3 min read

I fell down the fake food rabbit hole

I fell down the fake food rabbit hole
A record-breaking August heat wave in Japan sent this noodle-bowl replica sliding downhill. Photo: Goodbye to SNS

It all started with Japan's recent heat wave. As the temperatures soared, the artificial food models common in so many restaurant windows began melting.

I was agog. I pored over the photographs that popped up online, ferreted out a business newspaper's article about the catastrophe, shivered over the sad spectacle of artificial noodles oozing from their bowl in a landslide of lettuce and weirdly pink broth.

My unease may have sprung from my childhood dismay when the Wicked Witch of the West collapsed into a black-and-green puddle, second only to the flying monkeys in my mental shop of horrors.

Daliesque cups of frothy green matcha wilting in the recent Japanese heat wave. Photo: Goodbye to SNS

I was first mesmerized by Japan's food models on a trip to Tokyo some years back. I dawdled in front of restaurant windows so long that my friends had to prod me along. The replicas of menu dishes had an almost-but-not-quite lifelike quality to them, a hyper-reality, as if they existed in a culinary version of the Uncanny Valley.

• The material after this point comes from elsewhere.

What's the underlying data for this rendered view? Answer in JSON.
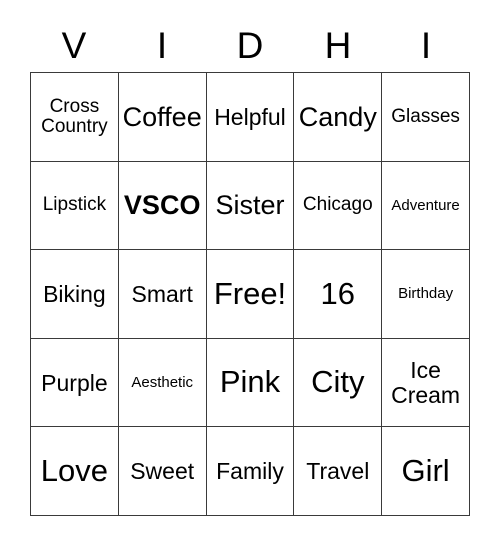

I shopped the famous Kappabashi food street where such models are sold, thinking I would bring back some of my own fake foodstuffs for a lark. Overwhelmed by the choices, I bought nothing—although I kicked myself later for not acquiring a life-size replica of the Japanese soft-serve cones that I was learning to love. Back home, it would have joined my floppy rubber fried egg and various motorized pieces of nigiri.

Then, on a recent trip to Brussels, I was riveted by the fake waffles on display at every turn. The fact that none of their syrup, whipped cream or ice cream garnishes were melting in the heat snapped me to the fact that they weren't real.

So how could Japan's fake food apocalypse happen? Apparently an extra ten or twenty degrees Fahrenheit can make a big difference. It had been Japan's hottest July on record. August was even hotter. On Tuesday, August 5, temperatures broke records in at least two cities at around 107 degrees F.

I started Googling. I learned that food models are usually made of polyvinyl chloride (PVC), silicone or chemical resins, none of which hold up to very high temperatures. Climate change is doing the genre no favors.

There are multitudinous online videos documenting the craftsmanship involved in making fake foods, I discovered. Just take a look at one of the scores of them—I'm not kidding—chronicling the intricate birth of a head of fake lettuce. Honor is due.

I read about the food-replica industry, which is kind of a big deal in Japan. Shohukin sampuru is the Japanese phrase for the models, which translates as
"food samples." Gujo Hachiman, a riverside town in Gifu Prefecture, is celebrated as the birthplace and center of plastic food, which dates from the 19th century. (Wax was the medium back then.)

You can actually visit fake-food workshops and even make your own food replicas. Steps in the highly detailed process: making a mold; casting the mold with the chosen substance; painting to make the replica lifelike; and assembling the various parts of the dish. The results can be far more expensive than the real thing. Indeed, I learned that restaurants that can't afford certain pricy models rent them instead.

I came across a company, Nippon Dom, that will hand-craft "lifelike" food and drink replicas from photos you send them—making models accessible across the globe, and across cuisines. I wondered if they had supplied any of the waffles I gawked at in Brussels.

Finally in my online wanderings, I happened upon the product catalogue of fakefoodjapan.com, and I may never recover. I am haunted by visions of a bacon-and-egg hairband, and a magnificent dried-sardine tie clip.

Who could resist this dried-sardine tie clip, also available as pierced earrings?

Scrolling through, I convinced myself that holiday and birthday gift-giving would never stump me again. Lovely, life-size crab claw keychains. A silvery business card case bedazzled with a field of rice, centered on a ruby-hued pickled plum (umeboshi) and a scatter of black sesame seeds.

A pencil stand in the form of a lacy lotus root. A smartphone stand sprouting from a bowl of ramen. Earrings dangling life-size boiled quail egg halves or vivid red slices of cherry tomato. Handbag and cellphone charms. Magnets. Unspeakably weird USB flash drives.

Go ahead, take a browse through their catalogue. I'm betting you'll fall down the fake food rabbit hole, too.